Whenever there is purposeful, goal-directed behavior going on, dopamine is involved. Without dopamine, there is no purposeful behavior. At 1% of normal dopamine concentrations even feeding and drinking stops. In Parkinson's disease the parts of the brain most intimately involved with purposeful movement (as opposed to thinking) are deprived of dopamine, and at 20% of normal concentrations it becomes hard to move. Dopamine is key to organized behavior and motivation: it reinforces activity in brain tissue and strengthens synapses.

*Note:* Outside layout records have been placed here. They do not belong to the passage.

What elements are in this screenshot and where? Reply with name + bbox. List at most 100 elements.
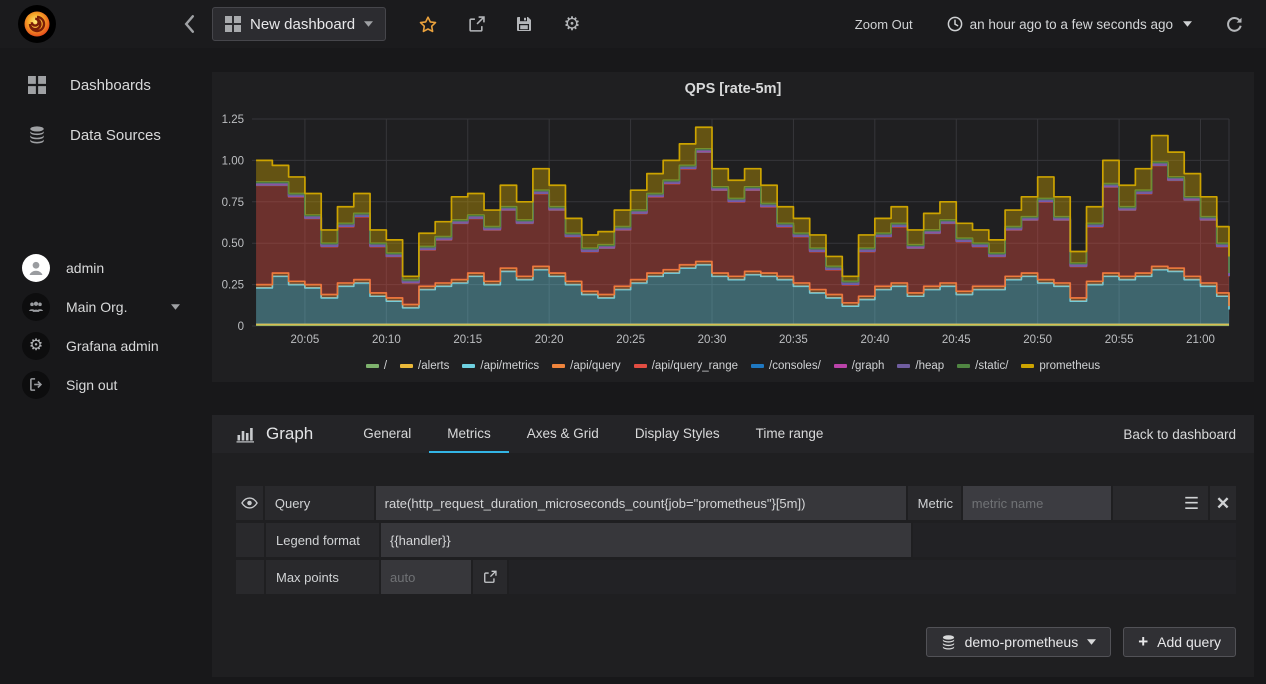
max-points-row: Max points [236,560,1236,594]
legend-item[interactable]: / [365,360,388,372]
sign-out-icon [22,370,50,399]
legend-item[interactable]: /static/ [957,360,1008,372]
svg-text:20:45: 20:45 [942,334,971,346]
max-points-label: Max points [266,560,379,594]
legend-item[interactable]: /consoles/ [751,360,821,372]
legend-format-input[interactable] [381,523,911,557]
sidebar-item-sign-out[interactable]: Sign out [0,365,212,404]
avatar-icon [22,253,50,282]
star-icon[interactable] [418,14,438,34]
org-label: Main Org. [66,298,128,315]
external-link-icon [484,570,497,583]
svg-text:20:35: 20:35 [779,334,808,346]
editor-header: Graph General Metrics Axes & Grid Displa… [212,415,1254,453]
legend-color-dash [400,364,414,368]
legend-item[interactable]: /api/metrics [462,360,539,372]
legend-label: /graph [851,360,885,372]
legend-item[interactable]: /heap [897,360,944,372]
tab-general[interactable]: General [345,415,429,453]
legend-color-dash [633,364,647,368]
sign-out-label: Sign out [66,376,118,393]
svg-text:20:40: 20:40 [860,334,889,346]
datasource-label: demo-prometheus [964,634,1079,650]
dashboards-grid-icon [28,76,46,94]
back-to-dashboard-link[interactable]: Back to dashboard [1123,427,1236,442]
time-range-picker[interactable]: an hour ago to a few seconds ago [947,16,1192,32]
dashboard-title-button[interactable]: New dashboard [212,7,387,41]
grafana-logo[interactable] [18,5,56,43]
caret-down-icon [171,303,181,310]
metric-name-input[interactable] [962,486,1111,520]
refresh-icon[interactable] [1224,14,1244,34]
tab-display-styles[interactable]: Display Styles [617,415,738,453]
svg-text:20:05: 20:05 [291,334,320,346]
grafana-admin-label: Grafana admin [66,337,159,354]
panel-editor: Graph General Metrics Axes & Grid Displa… [212,415,1254,677]
add-query-label: Add query [1157,634,1221,650]
clock-icon [947,16,962,32]
shift-to-panel-width-button[interactable] [473,560,507,594]
gear-icon: ⚙ [22,331,50,360]
svg-text:0.25: 0.25 [222,280,244,292]
spacer-cell [236,560,264,594]
legend-format-input-cell [381,523,911,557]
legend-item[interactable]: /graph [833,360,885,372]
legend-item[interactable]: /api/query_range [633,360,738,372]
legend-item[interactable]: /alerts [400,360,449,372]
query-row: Query Metric ☰ ✕ [236,486,1236,520]
legend-color-dash [462,364,476,368]
share-icon[interactable] [466,14,486,34]
legend-label: prometheus [1039,360,1101,372]
sidebar-item-profile[interactable]: admin [0,248,212,287]
tab-time-range[interactable]: Time range [738,415,842,453]
caret-down-icon [1183,21,1192,27]
tab-metrics[interactable]: Metrics [429,415,509,453]
empty-cell [509,560,1236,594]
query-input[interactable] [375,486,906,520]
legend-label: /api/query_range [651,360,738,372]
legend-item[interactable]: /api/query [552,360,621,372]
time-range-label: an hour ago to a few seconds ago [969,16,1173,32]
legend-label: /api/metrics [480,360,540,372]
close-icon[interactable]: ✕ [1216,495,1230,512]
svg-text:20:10: 20:10 [372,334,401,346]
add-query-button[interactable]: + Add query [1123,627,1236,657]
legend-label: /api/query [570,360,621,372]
toggle-query-visibility-button[interactable] [236,486,263,520]
sidebar-item-datasources[interactable]: Data Sources [0,110,212,160]
username-label: admin [66,259,105,276]
legend-format-label: Legend format [266,523,379,557]
time-series-chart[interactable]: 0 0.25 0.50 0.75 1.00 1.25 20:05 20:10 20:15 20:2… [212,106,1254,354]
plus-icon: + [1138,632,1149,651]
svg-text:20:15: 20:15 [453,334,482,346]
svg-text:20:25: 20:25 [616,334,645,346]
sidebar-item-dashboards[interactable]: Dashboards [0,60,212,110]
svg-text:0: 0 [238,321,244,333]
editor-tabs: General Metrics Axes & Grid Display Styl… [345,415,841,453]
gear-icon[interactable]: ⚙ [562,14,582,34]
sidebar-item-org-switcher[interactable]: Main Org. [0,287,212,326]
panel-title[interactable]: QPS [rate-5m] [212,72,1254,106]
caret-down-icon [1087,639,1097,645]
tab-axes-grid[interactable]: Axes & Grid [509,415,617,453]
remove-query-cell: ✕ [1210,486,1236,520]
eye-icon [241,497,258,509]
save-icon[interactable] [514,14,534,34]
chart-legend: / /alerts /api/metrics /api/query /api/q… [212,360,1254,372]
sidebar: Dashboards Data Sources admin Main Org. … [0,48,212,684]
svg-text:1.25: 1.25 [222,114,244,126]
back-chevron-icon[interactable] [178,13,200,35]
query-menu-icon[interactable]: ☰ [1184,495,1199,512]
legend-label: /static/ [975,360,1009,372]
svg-text:20:50: 20:50 [1023,334,1052,346]
graph-panel: QPS [rate-5m] 0 0.25 0.50 0.75 1.00 1.25 20:05… [212,72,1254,382]
sidebar-item-grafana-admin[interactable]: ⚙ Grafana admin [0,326,212,365]
legend-label: /consoles/ [769,360,821,372]
dashboard-title: New dashboard [250,15,356,33]
legend-item[interactable]: prometheus [1021,360,1100,372]
legend-label: / [383,360,388,372]
zoom-out-button[interactable]: Zoom Out [855,17,913,32]
datasource-selector-button[interactable]: demo-prometheus [925,627,1112,657]
editor-buttons: demo-prometheus + Add query [925,627,1236,657]
max-points-input[interactable] [381,560,471,594]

So whenever you see purposeful behavior going on you might ask yourself "where is the dopamine coming from?". Only rarely do we see humans engaged in behavior that directly activates dopamine neurons. Eating comes to mind: sensory neurons in the mouth detect the presence of good food and immediately activate dopamine neurons in an attempt, if you will, to reinforce whatever behavior brought the food there. But that behavior, the movement of the fork or the chop-sticks, was learnt at some point. Suckling is the only form of eating we know from the start. We suckled the breast and the milk was warm and sweet and we stopped crying. We suckled the twig and it was cold and hard and we cried. When suckling brought warmth and sugar, dopamine was released and the neuronal ensembles generating the behavior and remembering the context were reinforced. Later we learned a bottle works almost as well. We learned to hold the bottle. And a few years and millions of dopaminergic learning experiences later we learned to use the fork.

08 September 2008

DA-5HT in 2D

07 June 2008

Live and learn

It should be clear by now that I've got a learning problem, but unfortunately I've got a learning problem and this salient fact still hasn't registered properly. Take the pizza I had today for example. It wasn't even very good and I still gorged it, with three servings of oily pizza salad and a sugary soda. I wasn't exactly surprised when sickening lethargy was squeezing the life-blood out of my mood and stomach fifteen minutes later, but if I had anticipated it - if I had properly imagined it at the time I sat down at the restaurant - maybe I would have had something with more fiber and less saturated fat for dinner. Something less tasty.

Forgive me this humorless rant but if I can't learn from past mistakes like a normal mammal the least I can do is write them down. Failure to re-evaluate established reward-contingencies is a hallmark of attention deficit disorders and an underactive dopamine system. The natural extinction of behaviors that are no longer reinforcing, or that have become associated with additional, negative outcomes, is impaired. Perhaps the free will gland is disrupted. Appetite, in one form or another, overrides reason.

Anyway, note to self: huge portions of pizza and pizza salad are a waste of time.